In large ships like the one at the Philadelphia (Pennsylvania) Convention Center, dozens of county officials have spent the past two days open each of the two envelopes in which Pennsylvania mail ballots were mailed this year, flattening the ballots and feeding the machines that automatically scan and register the vote.

This centralized county-by-county process has been repeated in Maricopa, Arizona, the second-largest electoral jurisdiction in the entire United States, where election officials they still process 1.2 million ballots, including those deposited during election day that were filled out on paper with a marker and not digitally as in other parts of the country.

The count in counties such as Allegheny, Philadelphia (Pennsylvania), Maricopa or Fulton (Georgia) is closely followed throughout the country, since, because they are the most populous, they will decide whether the electoral votes of their respective states will be They award the Democratic candidate, Joe Biden, or the US President, Donald Trump.

The impossibility of projecting a winner of the elections without deciding some key states (most of which are approaching or exceeding 90% of the vote today) it is due to the Electoral College system, which awards a defined number of delegates to the winner of the popular vote in each state.

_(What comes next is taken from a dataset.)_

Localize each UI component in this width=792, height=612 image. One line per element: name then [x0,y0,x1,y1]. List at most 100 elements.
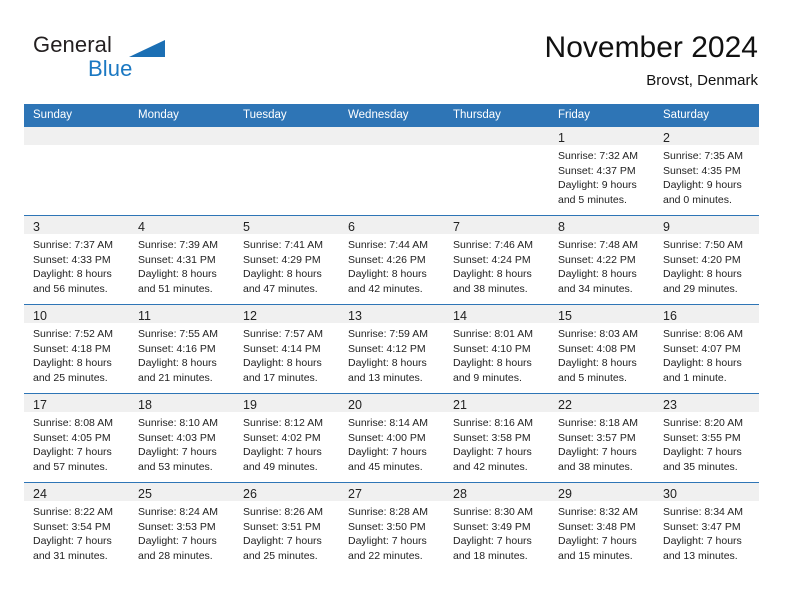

Although Biden comfortably leads the counting of the popular vote, this measure does not serve to project the winner of the elections without ending the count in every corner of the country and therefore makes an early certainty about who will be the winner impossible.

In other developed countries, there are also calculations that take into account the distribution of the population in some way, but once the counting data begins to arrive, these are agglutinated at the national level and the photo, both in a presidential democracy, as a parliamentary one. , begins to emerge quickly.

In addition, in other countries with stable and modern democracies, electoral day takes place on a public holiday (usually a Sunday), so the influx to the polls is easier, while in the United States, which this year has increased the days of Face-to-face early voting due to the pandemic always falls on the first Tuesday after the first Monday in November.

The US authorities presume that electoral decentralization and federated independence of each state when managing the recount it is the foundation of the health of American democracy.

However, such decentralization is not as effective when scrutiny is centralized within its vast territories.

Contrary to how it is done in Spain or France, where each electoral college not only collects the vote, but also counts it and deals with a first tabulation, in the United States the schools only monitor identification and access to the voting booth and they do not count the votes.

Ballots that have been filled out with marker and paper are sent to a counting center in the county, where the votes also arrive by mail and where the ballots are counted; a process that can also be seen in person, by webcam and by party officials.

This process would not be a big problem in a normal year, since much of the execution of this right is done in digital booths connected to data centers, but this year the paper vote has taken a special role. with 64 million votes received by post before November 3.

“It takes time for the counties to process so much absentee vote,” Gabriel Sterling, the person in charge of implementing the voting system in Georgia, explained today that before speed prevails, rigor.